This spring, the mountains of the Pacific Northwest, Sierra Nevada, along with the Northern Rockies, were more than just snow-capped — they were buried in the white stuff. In fact, many locations still have more spring snowpack than has been seen in decades.
Head south across the 40th parallel, however, and things are dramatically different. While there is still above average snow in parts of southern California, a relatively snow-less winter and spring has left much of the Southwest in a drought that has fostered record wildfires, and already local officials are worried there won’t be enough water to get through the summer months ahead.
As of May 1, 2011, snowpack in much of the West was well above average, thanks to a cold and snowy winter and spring seasons. In the Southwest, however, snowpack was well below average. Credit: NRCS.
The current north-south contrast in Western spring snowpack is not unusual, though. It’s completely normal, and it’s exactly what climate scientists and meteorologists expect during years when the average weather pattern is influenced by La Niña, a climate cycle associated with cooler than average sea surface temperatures in the eastern tropical Pacific Ocean.
But while this north-south contrast turns out to be a regular feature of Western climate variability, new research published today in the journal Science shows that, when compared to typical snowfall during the past 1,000 years, the snowpack patterns appear to be changing as average temperatures climb in response to increasing amounts of greenhouse gases in the atmosphere.
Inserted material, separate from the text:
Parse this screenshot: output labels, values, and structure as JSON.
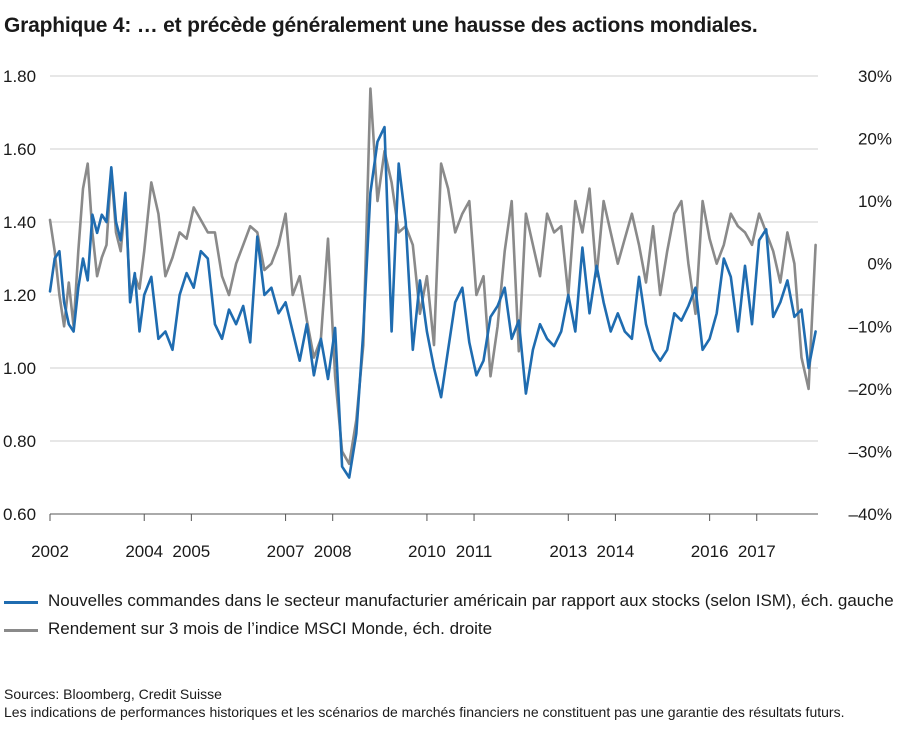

Scientists say that as temperatures continue to rise, this reduced snowpack will lead to more frequent water shortages in some increasingly thirsty Western states.
“We’re talking about simultaneous snowpack decline in Western watersheds that support 70 million people,” says U.S. Geological Survey (USGS) climatologist Julio Betancourt, who co-authored the study. “We have to be concerned.”
For several years, scientists have observed that spring snowpack all across the West — in both northern and southern areas — has been decreasing. But now, Betancourt and a group of other climate scientists have found that the recent decline in spring snowpack is unlike almost anything that has happened in the region during the past 1,000 years. As part of the study published in Science, USGS ecologist Greg Pederson investigated tree ring data to learn how snowpack in the West, on either side of the 40th parallel, changed from year-to-year and decade-to-decade. Looking back over nearly a millennium, he found that when the north had high snowpack, the south typically experienced low snowpack, and vice versa.
But Pederson and Betancourt noticed a change starting in the mid 1980’s. On average, the amount of snow on the ground at the beginning of April each year was decreasing everywhere across the West, coinciding with unusually warm spring temperatures in recent decades. This has important consequences for water supplies used for drinking water and agriculture, since many areas, including Southern California, are dependent upon spring runoff for much of their water supplies.
Spring snowpack in the West is an essential water resource, particularly in Southwestern states that are prone to summer drought, like California, Nevada, Arizona and New Mexico. Credit: Wolfgang Staudt/flickr.
Betancourt says that as average spring temperatures have risen, the snowpack has begun to melt earlier in the year (this is not the case this year, with cold weather locking in substantial amounts of snow in many Western mountain ranges). Moreover, he says that in many places, the warmer temperatures mean that more precipitation falls as rain than as snow. So while the actual amount of precipitation hasn’t changed dramatically, the amount of rainfall has.
“Snowpack is the water resource of the West,” says Greg McCabe, a USGS hydrology expert who was not directly involved in the new study, “and temperature has a dominant impact on the snowpack.” If warming temperatures in the West cause the snowpack to decrease even more, McCabe says, or if the timing of the melt each spring changes, then summer water shortages could happen a lot more often.
McCabe says the new research provides valuable evidence about how snowpack has changed historically, and also how unusual the recent patterns appear to be.
According to Pederson and Betancourt’s findings, the way snowpack has changed in the past 30 years isn’t entirely unprecedented. There were two brief periods in the mid 1300’s and early 1400’s when there was less snow built up throughout the West.
“At both those other times in the past, we know it was warm then too,” explains Betancourt.
Now, however, climate scientists are predicting that average temperatures in the West are going to keep rising this century, due in large part to the buildup of greenhouse gases in the atmosphere. Compared to the past, when snowfall returned to normal as temperatures dropped, researchers now expect that warmer weather could keep spring snowpack on the decline for years to come.
“What’s happening in the spring for snow is critically important [for water availability] compared to what is happening in the dead of winter,” says Betancourt.
So are these findings consistent with the weather this spring, which has brought frequent snowfall to many mountain areas, such as California’s Sierra Nevada mountain range, into late May?
“There isn’t anything that has happened this year that isn’t consistent with what our new findings are,” says Pederson. Even as average temperatures increase in the coming years, there will still be cool years where an above average snowpack builds up in parts of the West, particularly during La Niña years. “But these years will tend to be weather noise on top of the larger climate changes we will see over many years,” he says.
Climate Central intern Ruthie Nachmany contributed reporting to this story.